Itulah mengapa saya pagi ini sangat resah melihat “Buku Panduan Ramadhan Ceria 1444 H” yang dicetak oleh salah satu sekolah dasar di Yogyakarta. Saya terbata-bata ketika memberikan analogi terkait materi “Hal-hal yang Membatalkan Puasa” yang ditulis dalam buku panduan tersebut. Setelah sahur, tiba-tiba anak sulung saya berkata, “Ibu, Uda bingung dengan kalimat dalam buku ini. Katanya bersatu badan antara suami istri pada siang hari itu membatalkan puasa. Itu seperti apa? Apakah seperti pelukan?”
Bagai petir yang tiba-tiba datang, bagai api kompor yang meleduk ketika lupa mematikan, seperti itulah perasaan saya mendapatkan pertanyaan ini. Saya hanya bisa mengiyakan analogi yang diberikannya sembari mengajak dia bercerita tentang hal lain mengenai puasa. Ketika mencari bahan lain yang bisa dibahas, mata saya tertuju pada materi “Amalan Sunah selama Ramadan” tentang makan kurma. Saya pun mengajaknya membahas kurma ini.
“Berbuka dengan kurma itu sangat baik. Uda belum pernah makan kan? Uda harus mencobanya. Kurma itu manis, Nak”. Hingga kemudian azan subuh terdengar dan dia bilang, “Uda salat dulu, nanti kita lanjutkan ya, Bu.”
Begitulah seorang anak memiliki rasa ingin tahu. Oleh sebab itu, penting kiranya bagi seorang guru atau penulis buku memperhatikan kosakata yang ditulis di dalam buku yang akan dibagikan kepada anak-anak. Menyampaikan hal-hal yang membatalkan puasa kepada anak-anak tidak harus semuanya hingga hal-hal yang tidak boleh dilakukan oleh orang dewasa. Guru atau penulis bisa memilih hal-hal yang membatalkan puasa anak-anak. Hingga nanti usia mereka dewasa, hal-hal lain bisa menyusul untuk disampaikan. Anak-anak belum bisa menerima kosakata yang hanya dikuasai atau dimiliki oleh orang dewasa, seperti contoh dalam buku panduan tadi.
Saya jadi teringat cerita seorang teman yang melaksanakan tarawih tadi malam. Ia menceritakan bagaimana ustaz di kompleks rumahnya menganalogikan berwudu yang bersih dari najis kepada anak-anak TPA (Taman Pendidikan Al-Qur’an).
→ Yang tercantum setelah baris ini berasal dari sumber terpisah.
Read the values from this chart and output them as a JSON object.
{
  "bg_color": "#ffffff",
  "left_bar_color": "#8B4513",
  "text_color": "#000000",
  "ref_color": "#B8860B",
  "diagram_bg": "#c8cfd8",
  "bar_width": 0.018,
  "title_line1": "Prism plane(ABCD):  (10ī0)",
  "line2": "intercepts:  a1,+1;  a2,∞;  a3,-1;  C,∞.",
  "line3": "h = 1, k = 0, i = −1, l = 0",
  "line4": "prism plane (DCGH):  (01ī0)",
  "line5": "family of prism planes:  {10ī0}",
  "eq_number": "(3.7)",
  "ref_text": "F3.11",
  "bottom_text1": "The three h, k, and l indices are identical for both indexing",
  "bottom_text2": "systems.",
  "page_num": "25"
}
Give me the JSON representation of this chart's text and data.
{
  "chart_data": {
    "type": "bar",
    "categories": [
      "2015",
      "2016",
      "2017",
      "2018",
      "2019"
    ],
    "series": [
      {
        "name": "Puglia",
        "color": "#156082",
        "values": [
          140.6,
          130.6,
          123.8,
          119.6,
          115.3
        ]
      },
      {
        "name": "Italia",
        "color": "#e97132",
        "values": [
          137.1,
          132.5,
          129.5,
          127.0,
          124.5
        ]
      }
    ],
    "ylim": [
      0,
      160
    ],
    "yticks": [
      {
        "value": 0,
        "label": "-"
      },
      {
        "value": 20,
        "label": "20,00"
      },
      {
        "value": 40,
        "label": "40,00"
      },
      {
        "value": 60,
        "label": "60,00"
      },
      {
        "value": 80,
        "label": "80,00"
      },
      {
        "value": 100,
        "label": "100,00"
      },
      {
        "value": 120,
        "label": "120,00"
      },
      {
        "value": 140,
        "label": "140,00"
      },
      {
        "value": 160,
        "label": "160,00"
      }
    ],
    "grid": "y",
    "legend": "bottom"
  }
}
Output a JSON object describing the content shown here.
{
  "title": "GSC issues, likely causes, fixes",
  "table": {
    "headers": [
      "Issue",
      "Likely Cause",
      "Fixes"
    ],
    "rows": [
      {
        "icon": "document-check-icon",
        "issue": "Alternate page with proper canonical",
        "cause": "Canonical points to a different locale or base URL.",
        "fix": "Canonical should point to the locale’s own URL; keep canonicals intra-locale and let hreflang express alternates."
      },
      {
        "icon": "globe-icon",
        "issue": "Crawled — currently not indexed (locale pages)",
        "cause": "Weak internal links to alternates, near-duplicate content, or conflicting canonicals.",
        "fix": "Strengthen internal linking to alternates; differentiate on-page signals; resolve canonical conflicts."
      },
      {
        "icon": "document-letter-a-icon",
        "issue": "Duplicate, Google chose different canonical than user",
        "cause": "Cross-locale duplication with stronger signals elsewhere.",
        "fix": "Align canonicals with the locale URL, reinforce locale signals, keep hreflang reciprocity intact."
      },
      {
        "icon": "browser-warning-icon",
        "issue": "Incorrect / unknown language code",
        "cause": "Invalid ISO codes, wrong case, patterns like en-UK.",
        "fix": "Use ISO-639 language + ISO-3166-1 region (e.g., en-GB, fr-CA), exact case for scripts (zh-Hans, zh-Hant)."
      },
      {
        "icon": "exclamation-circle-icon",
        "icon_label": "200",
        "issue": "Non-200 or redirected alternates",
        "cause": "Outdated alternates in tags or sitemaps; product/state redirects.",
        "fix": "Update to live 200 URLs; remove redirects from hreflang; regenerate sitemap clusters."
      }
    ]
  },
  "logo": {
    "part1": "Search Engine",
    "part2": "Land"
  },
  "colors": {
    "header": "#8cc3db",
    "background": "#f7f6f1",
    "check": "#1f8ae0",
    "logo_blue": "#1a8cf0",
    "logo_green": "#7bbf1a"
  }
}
“Ketika pipis, kita tidak boleh membuat angka nol atau angka satu dengan air pipis yang keluar. Kalau percikan air pipis itu menempel di tangan, di kaki, di celana, di kain sarung, atau di mukena, akan menjadi najis bagi kita. Wudu kita tidak sah dan salat kita juga tidak akan diterima.” Analogi serupa inilah yang cocok disampaikan kepada anak-anak untuk memahami bagaimana air pipis menjadi najis atau kotoran yang menjadi penghalang untuk beribadah kepada Allah Swt. Kotoran yang dapat membatalkan wudu dan salat mereka.
Memang penting bagi guru di sekolah dan juga para penulis buku untuk anak-anak untuk memilih kosakata yang diketahui anak-anak dalam menyampaikan sebuah pengetahuan. Bersyukur orang tua yang suka membaca dan mampu menggunakan analogi untuk membantu anak-anak memahami sesuatu. Orang tua yang tidak memiliki bacaan yang banyak dan menjawab tidak tahu kepada anaknya, mereka bisa menyebabkan anak-anak mencari tahu sendiri atau mencoba sendiri sesuatu yang dilarang. Perbuatan yang melanggar hukum atau kekerasan seksual yang dilakukan anak dapat terjadi karena rasa ingin tahu anak tidak difasilitasi dengan baik oleh orang tua di rumah dan juga oleh guru di sekolah. Karena anak-anak yang menerima pengetahuan, sangat penting untuk memilihkan kosakata yang cocok untuk mereka.